El árbitro era el profesor de
gimnasia, y se había quedado charlando en la mitad de la cancha, contagiado del
bodrio de partido y no sabía qué cobrar. Llegó al lugar de los hechos
dubitativo, pero cuando vio que yo estaba a punto de morir en el área, con sangre
en una rodilla y en la frente, fue tajante: ¡penal!

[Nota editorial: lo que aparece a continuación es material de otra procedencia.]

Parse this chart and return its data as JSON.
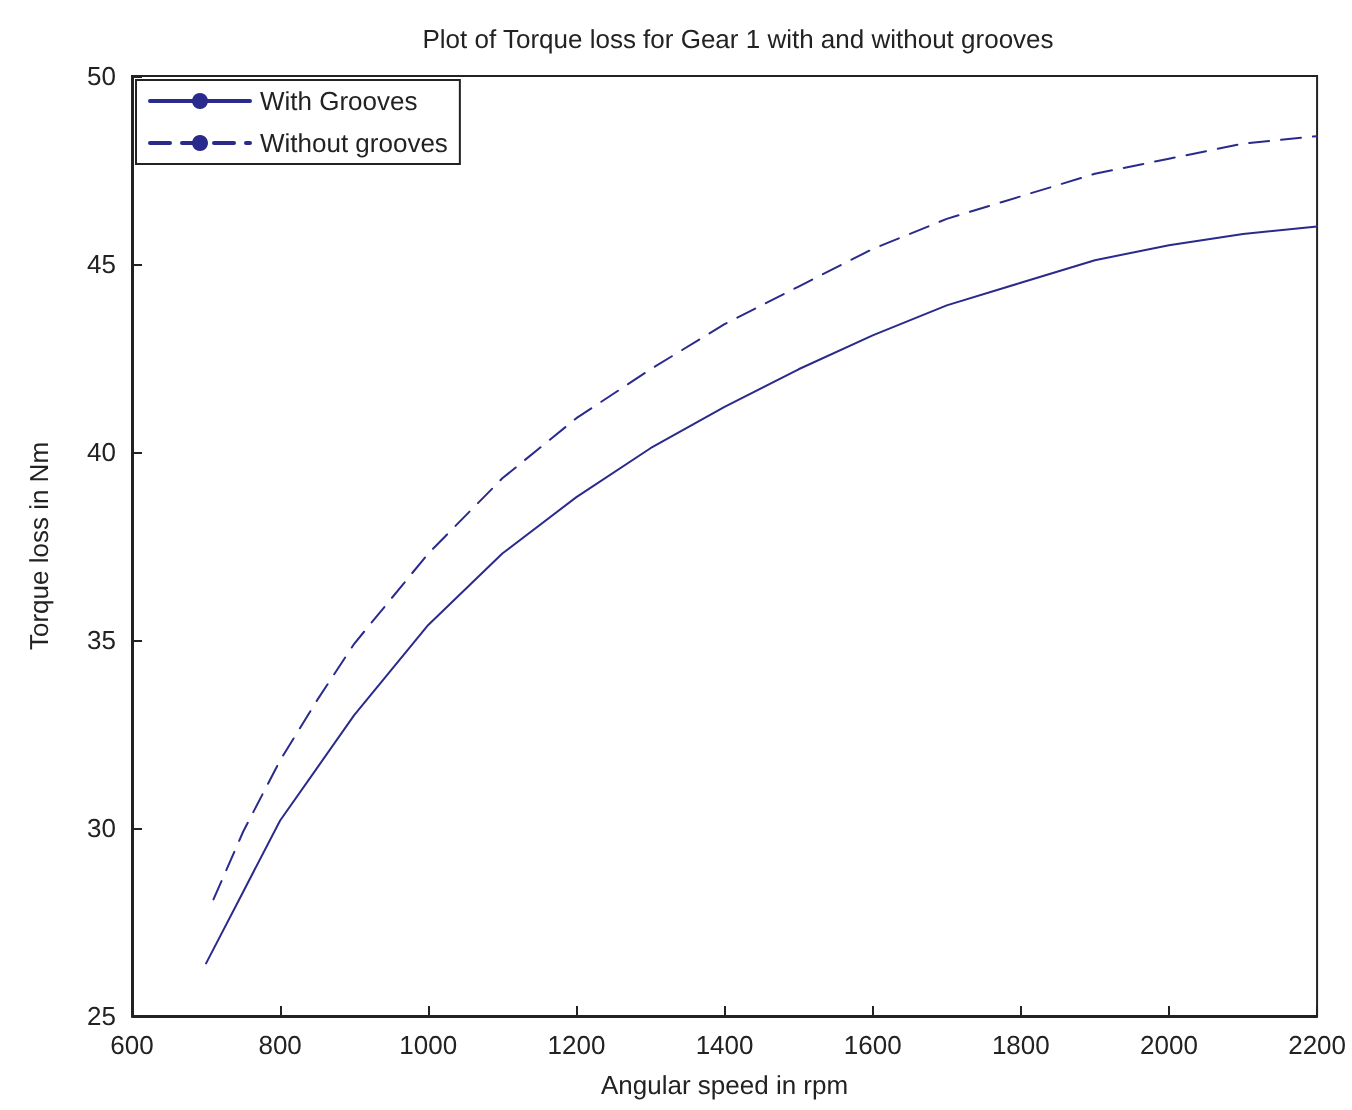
{
  "chart_data": {
    "type": "line",
    "title": "Plot of Torque loss for Gear 1 with and without grooves",
    "xlabel": "Angular speed in rpm",
    "ylabel": "Torque loss in Nm",
    "xlim": [
      600,
      2200
    ],
    "xticks": [
      600,
      800,
      1000,
      1200,
      1400,
      1600,
      1800,
      2000,
      2200
    ],
    "ylim": [
      25,
      50
    ],
    "yticks": [
      25,
      30,
      35,
      40,
      45,
      50
    ],
    "grid": false,
    "legend": "top left",
    "marker": "none",
    "series": [
      {
        "name": "With Grooves",
        "color": "#2a2a8c",
        "line_style": "solid",
        "x": [
          700,
          750,
          800,
          850,
          900,
          1000,
          1100,
          1200,
          1300,
          1400,
          1500,
          1600,
          1700,
          1800,
          1900,
          2000,
          2100,
          2200
        ],
        "values": [
          26.4,
          28.3,
          30.2,
          31.6,
          33.0,
          35.4,
          37.3,
          38.8,
          40.1,
          41.2,
          42.2,
          43.1,
          43.9,
          44.5,
          45.1,
          45.5,
          45.8,
          46.0
        ]
      },
      {
        "name": "Without grooves",
        "color": "#2a2a8c",
        "line_style": "dashed",
        "x": [
          710,
          750,
          800,
          850,
          900,
          1000,
          1100,
          1200,
          1300,
          1400,
          1500,
          1600,
          1700,
          1800,
          1900,
          2000,
          2100,
          2200
        ],
        "values": [
          28.1,
          29.9,
          31.8,
          33.4,
          34.9,
          37.3,
          39.3,
          40.9,
          42.2,
          43.4,
          44.4,
          45.4,
          46.2,
          46.8,
          47.4,
          47.8,
          48.2,
          48.4
        ]
      }
    ]
  }
}
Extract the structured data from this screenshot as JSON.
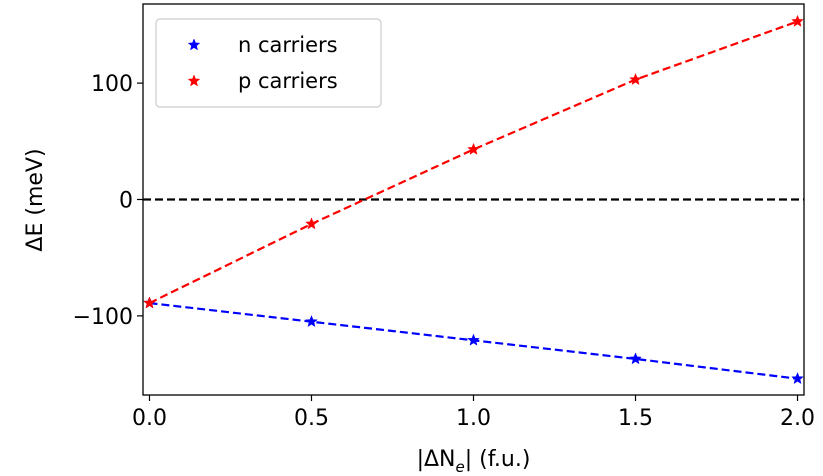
{
  "chart_data": {
    "type": "line",
    "xlabel": "|ΔNₑ| (f.u.)",
    "ylabel": "ΔE (meV)",
    "xlim": [
      -0.02,
      2.02
    ],
    "ylim": [
      -168,
      168
    ],
    "xticks": [
      0.0,
      0.5,
      1.0,
      1.5,
      2.0
    ],
    "xtick_labels": [
      "0.0",
      "0.5",
      "1.0",
      "1.5",
      "2.0"
    ],
    "yticks": [
      -100,
      0,
      100
    ],
    "ytick_labels": [
      "−100",
      "0",
      "100"
    ],
    "grid": false,
    "legend_position": "top-left",
    "reference_line": {
      "y": 0,
      "color": "#000000",
      "style": "dashed"
    },
    "series": [
      {
        "name": "n carriers",
        "color": "#0000ff",
        "marker": "star",
        "line_style": "dashed",
        "x": [
          0.0,
          0.5,
          1.0,
          1.5,
          2.0
        ],
        "y": [
          -89,
          -105,
          -121,
          -137,
          -154
        ]
      },
      {
        "name": "p carriers",
        "color": "#ff0000",
        "marker": "star",
        "line_style": "dashed",
        "x": [
          0.0,
          0.5,
          1.0,
          1.5,
          2.0
        ],
        "y": [
          -89,
          -21,
          43,
          103,
          153
        ]
      }
    ]
  }
}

Mis compañeros saltaban y se
abrazaban de alegría y los del otro sexto me querían matar. Sentí un repentino
ataque de vergüenza, pero no podía echarme atrás, si el profe me hubiera
preguntado si me tocaron o me tiré, por ahí le decía la verdad, pero como no me
preguntó…
Mientras el árbitro contaba los doce
pasos, los rivales estaban muy calientes y uno de ellos comenzó a insultarme,
después otro me tiró una trompada que no llegó a tocarme gracias a un esquive a
lo Nicolino; luego otra trompada que no pude evitar me agarró de lleno en el
mentón y de nuevo al suelo… ya conocía el final. ¡Me iban a matar! ¿Cómo
cambiar la historia?
En un acto último de supervivencia, le arrebaté el
silbato al profe y lo soplé con tanta fuerza, que desconcertó a los del otro
sexto. Ayudado por mis compañeros, logré salir del tumulto escapando a toda
velocidad de una pelea desigual.
…Y aquí estoy de nuevo en el local de
venta de géneros, hilos y botones. La
gente me mira con asombro; sólo estoy un poco agitado, de pantalones cortos,
sucios con sangre y tierra, y tengo un silbato colgado del cuello.